Angesichts der explosiven Lage im Irak hat die Bundeswehr die Ausbildung von Sicherheitskräften dort vorübergehend ausgesetzt. Betroffen sei das deutsche Einsatzkontingent an den Standorten im nordirakischen Erbil und im zentralirakischen Tadschi, teilte die Bundeswehr in der Nacht zu Samstag mit. SPD-Chefin Saskia Esken begrüßte die Entscheidung. Sie sei notwendig, um die deutschen Soldaten zu schützen. Möglicherweise müsse auch das Mandat der Bundeswehr überprüft werden, sagte Esken im Deutschlandfunk.
Dabei komme es darauf an, wie sich die Situation vor Ort entwickele, sagte Esken in dem Interview am Samstagmorgen weiter. Sie verwies auch auf mögliche Entscheidungen bei den Vereinten Nationen, die Einfluss auf das Mandat hätten. Die Ausbildungsmission sei ausgesetzt worden, weil man "die Situation gerade im Moment, was den Fortgang der Mission angeht, noch nicht beurteilen kann".

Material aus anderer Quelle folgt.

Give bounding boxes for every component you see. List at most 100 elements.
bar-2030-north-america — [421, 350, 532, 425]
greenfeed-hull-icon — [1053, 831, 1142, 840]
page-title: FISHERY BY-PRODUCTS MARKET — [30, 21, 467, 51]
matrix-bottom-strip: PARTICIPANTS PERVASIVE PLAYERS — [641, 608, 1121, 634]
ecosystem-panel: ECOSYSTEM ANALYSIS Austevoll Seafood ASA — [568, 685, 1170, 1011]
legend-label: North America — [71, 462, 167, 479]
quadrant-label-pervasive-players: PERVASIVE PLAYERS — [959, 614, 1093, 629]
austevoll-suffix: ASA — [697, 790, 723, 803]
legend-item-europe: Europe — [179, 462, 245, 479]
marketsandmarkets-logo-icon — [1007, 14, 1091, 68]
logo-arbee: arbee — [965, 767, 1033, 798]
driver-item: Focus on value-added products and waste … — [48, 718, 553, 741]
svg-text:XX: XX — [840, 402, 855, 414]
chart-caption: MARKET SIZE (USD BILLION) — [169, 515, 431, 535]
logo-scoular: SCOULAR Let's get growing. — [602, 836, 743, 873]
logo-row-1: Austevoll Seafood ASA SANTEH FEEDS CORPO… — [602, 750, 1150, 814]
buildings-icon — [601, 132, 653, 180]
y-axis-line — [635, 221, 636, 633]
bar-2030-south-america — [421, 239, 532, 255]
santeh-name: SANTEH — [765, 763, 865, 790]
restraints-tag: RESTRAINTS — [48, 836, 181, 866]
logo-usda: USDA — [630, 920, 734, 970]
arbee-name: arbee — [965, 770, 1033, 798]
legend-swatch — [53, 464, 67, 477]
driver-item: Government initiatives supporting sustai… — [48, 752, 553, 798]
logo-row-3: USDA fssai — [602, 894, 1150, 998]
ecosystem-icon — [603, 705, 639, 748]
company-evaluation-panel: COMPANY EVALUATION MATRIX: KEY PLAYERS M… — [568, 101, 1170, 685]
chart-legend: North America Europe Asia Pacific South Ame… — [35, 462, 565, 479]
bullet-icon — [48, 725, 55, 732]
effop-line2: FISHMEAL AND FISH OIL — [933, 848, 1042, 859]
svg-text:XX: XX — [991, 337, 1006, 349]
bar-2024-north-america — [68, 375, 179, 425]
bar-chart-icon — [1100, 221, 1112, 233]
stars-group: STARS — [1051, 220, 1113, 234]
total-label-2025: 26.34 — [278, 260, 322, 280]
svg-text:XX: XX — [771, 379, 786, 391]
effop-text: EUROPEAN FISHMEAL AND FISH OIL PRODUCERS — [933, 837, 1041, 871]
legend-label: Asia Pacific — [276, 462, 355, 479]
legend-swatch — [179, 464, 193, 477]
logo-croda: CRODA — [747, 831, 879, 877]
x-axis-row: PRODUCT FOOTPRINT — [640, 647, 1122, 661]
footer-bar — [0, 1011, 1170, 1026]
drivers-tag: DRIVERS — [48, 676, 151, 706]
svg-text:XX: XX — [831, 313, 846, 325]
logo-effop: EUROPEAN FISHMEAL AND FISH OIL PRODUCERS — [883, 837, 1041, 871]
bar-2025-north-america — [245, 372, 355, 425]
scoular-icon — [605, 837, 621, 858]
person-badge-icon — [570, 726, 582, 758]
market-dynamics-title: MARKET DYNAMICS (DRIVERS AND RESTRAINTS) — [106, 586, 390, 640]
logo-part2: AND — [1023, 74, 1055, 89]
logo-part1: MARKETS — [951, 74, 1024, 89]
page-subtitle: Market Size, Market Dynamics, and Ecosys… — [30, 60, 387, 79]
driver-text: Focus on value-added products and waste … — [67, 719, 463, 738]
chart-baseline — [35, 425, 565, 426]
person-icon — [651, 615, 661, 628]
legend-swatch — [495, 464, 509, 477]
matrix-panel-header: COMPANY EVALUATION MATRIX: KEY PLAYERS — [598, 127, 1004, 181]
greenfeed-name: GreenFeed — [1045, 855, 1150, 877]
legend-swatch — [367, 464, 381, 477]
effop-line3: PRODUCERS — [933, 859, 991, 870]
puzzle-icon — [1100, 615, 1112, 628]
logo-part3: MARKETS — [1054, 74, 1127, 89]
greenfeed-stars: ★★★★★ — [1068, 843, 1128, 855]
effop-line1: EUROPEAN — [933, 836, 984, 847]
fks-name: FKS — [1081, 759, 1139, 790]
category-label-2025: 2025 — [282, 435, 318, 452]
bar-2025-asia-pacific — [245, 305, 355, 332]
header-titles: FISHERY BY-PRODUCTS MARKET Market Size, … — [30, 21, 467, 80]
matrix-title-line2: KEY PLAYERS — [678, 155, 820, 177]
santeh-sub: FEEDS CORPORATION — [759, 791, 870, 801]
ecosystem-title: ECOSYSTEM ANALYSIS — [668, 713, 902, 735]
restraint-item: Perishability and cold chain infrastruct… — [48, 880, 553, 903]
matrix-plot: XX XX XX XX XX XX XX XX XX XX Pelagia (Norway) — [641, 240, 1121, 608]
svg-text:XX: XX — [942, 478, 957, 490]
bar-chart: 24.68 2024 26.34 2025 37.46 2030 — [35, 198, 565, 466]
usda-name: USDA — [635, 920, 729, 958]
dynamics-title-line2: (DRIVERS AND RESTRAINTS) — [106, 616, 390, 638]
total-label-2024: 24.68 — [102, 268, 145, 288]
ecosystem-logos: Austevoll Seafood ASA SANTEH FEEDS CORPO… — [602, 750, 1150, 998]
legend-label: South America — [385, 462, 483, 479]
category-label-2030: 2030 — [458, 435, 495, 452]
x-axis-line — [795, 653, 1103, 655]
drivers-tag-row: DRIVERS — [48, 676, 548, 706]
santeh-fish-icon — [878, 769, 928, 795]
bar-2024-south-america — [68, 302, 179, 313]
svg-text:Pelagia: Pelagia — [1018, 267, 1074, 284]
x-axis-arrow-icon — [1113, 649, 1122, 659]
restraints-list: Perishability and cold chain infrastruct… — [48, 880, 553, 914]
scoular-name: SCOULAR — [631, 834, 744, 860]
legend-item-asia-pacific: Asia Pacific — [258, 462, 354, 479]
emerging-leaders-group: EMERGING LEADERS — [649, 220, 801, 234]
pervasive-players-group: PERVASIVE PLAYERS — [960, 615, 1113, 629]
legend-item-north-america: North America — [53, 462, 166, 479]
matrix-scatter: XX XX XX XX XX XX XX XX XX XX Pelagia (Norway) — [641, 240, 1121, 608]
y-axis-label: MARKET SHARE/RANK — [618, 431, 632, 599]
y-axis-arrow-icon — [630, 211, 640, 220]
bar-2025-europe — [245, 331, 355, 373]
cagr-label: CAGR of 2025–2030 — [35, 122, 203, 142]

Das Mandat für die Ausbildung der irakischen Sicherheitskräfte ("Capacity Building") war am 24. Oktober 2019 vom Bundestag verlängert worden und läuft bis Ende Oktober 2020. Politiker der Grünen und der Linkspartei fordern ein Ende der Bundeswehr-Mission im Zentralirak. Auch der Wehrbeauftragte des Bundestages, Hans-Peter Bartels, äußerte Bedenken gegen die Fortsetzung des Bundeswehr-Einsatzes im Irak.
Esken bekräftigte im Deutschlandfunk die Forderung der SPD, den Einsatz der deutschen Tornado-Aufklärungsflieger zu beenden, die in Jordanien stationiert sind. Das Mandat für die Aufklärungsflüge unter dem Namen "Counter Daesh" läuft noch bis zum 31. März 2020. Die Bundeswehr unterstützt die mehr als 60 Staaten umfassende Anti-IS-Koalition mit Luftaufklärung und der Betankung von Flugzeugen der Partnerländer.
Zu der Ausbildungsmission im Irak teilte die Bundeswehr weiter mit, an den Stützpunkten in Erbil und Tadschi seien "zweckmäßige Maßnahmen der Eigensicherung" zur Anpassung an die aktuelle Sicherheitslage getroffen worden. "Die Sicherheit unserer Soldatinnen und Soldaten hat oberste Priorität", hieß es auf der Internetseite der Bundeswehr.
Zuvor hatte der kommandierende General der Anti-IS-Koalition entschieden, die Sicherheitsmaßnahmen für die im Irak stationierten internationalen Truppen zu verschärfen. Derzeit sind im Irak rund 130 Bundeswehr-Soldaten stationiert, davon etwa 30 auf dem Stützpunkt Tadschi sowie in Bagdad und rund 100 Soldaten im kurdischen Nordirak.
Nach der gezielten Tötung des einflussreichen iranischen Generals Kassem Soleimani durch die USA im Irak stehen die Zeichen auf Eskalation. Der Oberste Nationale Sicherheitsrat des Iran drohte den USA am Freitag "schwere Vergeltung" an. Die USA entsenden 3000 bis 3500 zusätzliche Soldaten in den Nahen Osten.
Die Bundesregierung warnte vor einer Spirale der Gewalt in der Region. "Angesichts der jüngsten Entwicklung sehen wir die Gefahr einer Eskalation", sagte Vize-Regierungssprecherin Ulrike Demmer am Freitag.